Despite slowing growth in China, confidence among CEOs in Asia Pacific continues to get stronger, a new report by PwC finds.
Forty-six percent of executives in the region now say they are “very confident” of growth in the next 12 months, up 10 points from 2012 and four points from last year, despite slowing growth in China, the economic engine for the region.
The report found that 67% of executives plan to increase investment in the APEC region over the next 12 months. Their plans are spread over each of the 21 APEC member economies, with China, the US, Indonesia, Hong Kong-China and Singapore the most popular destinations for investment.
Capital spending is a part of it; 57% of respondents said they are either building or expanding facilities in APEC economies in the next 3 to 5 years. Not surprisingly, China is the top pick where most of the spending will be.
“There’s no doubt that China is slowing down. But that doesn't mean that it has lost, or losing its lustre, among business leaders," says David Wu, Government and Regulatory Affairs Leader, PwC China.
Wu notes China is still the second largest economy in the world and its GDP growth is still the envy of many economies. In fact, survey respondents who already have a presence in China are more confident in the Chinese market for their products and services than they are about the international market.
"Furthermore, foreign investors are optimistic about adjustments to China’s economic structure. That in itself is a stamp of confidence," adds Wu.
Most of those asked in the survey also plan to hire: 38% of respondents expect headcount in their organisations globally to expand by at least 5% a year over the next 3-5 years.
Supporting this confidence is a vision of an Asia Pacific region that is more connected, both physically and virtually, and an outlook for more balanced regional growth.
For example, nearly 60% of executives say they are now more willing to share insights and resources with business partners in order to speed product development and gain market access. And more than 40% say their company will likely enter a business combination outside of their core industry.
“Asia Pacific today stands at a turning point as advancing technologies move beyond national boundaries and create new demands and even new industries,” says Dennis M. Nally, Chairman of PricewaterhouseCoopers International Ltd.
“CEOs see the need to be bold in breaking down the barriers to growth. They want to finalize the Trans-Pacific Partnership, address intellectual property issues and encourage regulatory harmony in the region.”
The survey found that data-driven changes are having an impact in the region; 57% of executives say they are more confident of their ability to respond to changes in the marketplace, and half say they are more skilful at forecasting demand. These executives are more likely to be “very confident” of growth (67%) than their peers.
The survey also found that 20 percent of respondents say they are less confident in their ability to increase profit margins on their domestic operations than they were a year ago. And 15% say their confidence in forecasting compliance and tax liabilities declined over the year.
More executives with operations in China are “very confident” of growth in the Chinese market (42%), than are confident of growth internationally for products made in China (32%).

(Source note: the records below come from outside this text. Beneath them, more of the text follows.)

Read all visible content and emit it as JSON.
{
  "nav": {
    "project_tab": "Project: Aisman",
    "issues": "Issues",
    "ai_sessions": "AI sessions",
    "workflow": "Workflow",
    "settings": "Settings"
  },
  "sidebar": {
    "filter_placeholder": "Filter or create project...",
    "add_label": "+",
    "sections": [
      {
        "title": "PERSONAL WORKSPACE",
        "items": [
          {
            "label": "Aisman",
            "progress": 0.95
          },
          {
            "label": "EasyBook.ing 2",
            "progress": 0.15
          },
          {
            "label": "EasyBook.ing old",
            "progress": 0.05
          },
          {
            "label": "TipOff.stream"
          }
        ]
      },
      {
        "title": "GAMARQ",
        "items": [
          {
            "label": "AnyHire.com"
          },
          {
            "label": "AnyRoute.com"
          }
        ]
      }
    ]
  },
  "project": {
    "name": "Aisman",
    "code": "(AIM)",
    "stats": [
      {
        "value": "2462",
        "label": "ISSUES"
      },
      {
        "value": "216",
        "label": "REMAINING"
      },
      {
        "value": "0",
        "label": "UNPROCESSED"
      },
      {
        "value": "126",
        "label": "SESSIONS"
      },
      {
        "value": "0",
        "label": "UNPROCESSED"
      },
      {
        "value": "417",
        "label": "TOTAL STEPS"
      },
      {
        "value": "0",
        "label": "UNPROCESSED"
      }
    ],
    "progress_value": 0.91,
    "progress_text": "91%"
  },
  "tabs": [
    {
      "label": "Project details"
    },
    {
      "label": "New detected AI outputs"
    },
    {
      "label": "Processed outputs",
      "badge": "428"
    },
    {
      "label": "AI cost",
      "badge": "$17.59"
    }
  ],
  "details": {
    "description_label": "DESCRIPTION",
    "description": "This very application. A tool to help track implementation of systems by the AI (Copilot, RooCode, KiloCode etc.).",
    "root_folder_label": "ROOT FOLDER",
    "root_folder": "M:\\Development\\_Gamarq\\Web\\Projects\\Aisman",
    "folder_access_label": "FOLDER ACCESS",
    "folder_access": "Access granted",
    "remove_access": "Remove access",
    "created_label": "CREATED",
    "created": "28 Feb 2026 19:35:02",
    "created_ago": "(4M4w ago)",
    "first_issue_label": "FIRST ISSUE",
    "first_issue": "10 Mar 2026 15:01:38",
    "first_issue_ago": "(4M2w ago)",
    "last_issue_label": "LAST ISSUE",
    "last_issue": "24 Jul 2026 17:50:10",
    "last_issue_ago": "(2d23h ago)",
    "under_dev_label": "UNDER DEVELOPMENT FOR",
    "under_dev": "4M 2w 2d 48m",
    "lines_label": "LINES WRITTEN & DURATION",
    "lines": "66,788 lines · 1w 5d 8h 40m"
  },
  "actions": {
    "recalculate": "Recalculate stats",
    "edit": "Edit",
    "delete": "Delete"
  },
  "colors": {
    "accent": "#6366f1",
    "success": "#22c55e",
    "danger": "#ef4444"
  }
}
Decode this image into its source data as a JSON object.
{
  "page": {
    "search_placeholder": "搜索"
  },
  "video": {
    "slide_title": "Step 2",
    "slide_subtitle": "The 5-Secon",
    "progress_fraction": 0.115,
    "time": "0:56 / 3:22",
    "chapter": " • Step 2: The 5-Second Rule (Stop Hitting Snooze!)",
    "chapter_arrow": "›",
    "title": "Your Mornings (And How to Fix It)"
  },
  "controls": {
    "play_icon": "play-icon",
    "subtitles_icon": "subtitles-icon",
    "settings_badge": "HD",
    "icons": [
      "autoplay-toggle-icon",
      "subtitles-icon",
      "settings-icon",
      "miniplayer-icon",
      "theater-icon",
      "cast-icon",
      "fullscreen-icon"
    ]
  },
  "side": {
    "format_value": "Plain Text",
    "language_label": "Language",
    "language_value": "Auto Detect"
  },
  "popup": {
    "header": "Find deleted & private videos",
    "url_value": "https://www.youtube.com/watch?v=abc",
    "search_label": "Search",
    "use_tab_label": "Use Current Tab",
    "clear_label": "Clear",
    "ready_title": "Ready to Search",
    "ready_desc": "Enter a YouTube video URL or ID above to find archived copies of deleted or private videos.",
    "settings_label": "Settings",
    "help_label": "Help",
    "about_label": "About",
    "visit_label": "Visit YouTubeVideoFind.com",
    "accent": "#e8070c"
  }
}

A healthy, skilled workforce remains a priority; 75% of respondents already have employee training/retraining programmes and 17% say they will implement one.
Another finding is that many APEC businesses are not ready to fully participate in the digital economy. Less than half (46%) of Asia Pacific executives are confident they are profiting from their investments in social networks. And between 12% and 22% of APEC businesses are “very confident” across a range of social network capabilities.
Seventy percent of respondents say APEC is moving closer to a Free Trade Area of the Asia Pacific (FTAAP), but more than half (55%) say progress is lagging, and 11% say it has stalled or even reversed.
“Businesses are investing in a different Asia Pacific with rising numbers of urban middle-income consumers demanding new, technologically advanced products and services from business and governments,” says Nally. “In its 25th year, APEC has an ongoing and important role to play in helping to meet these demands and advancing growth throughout the region.”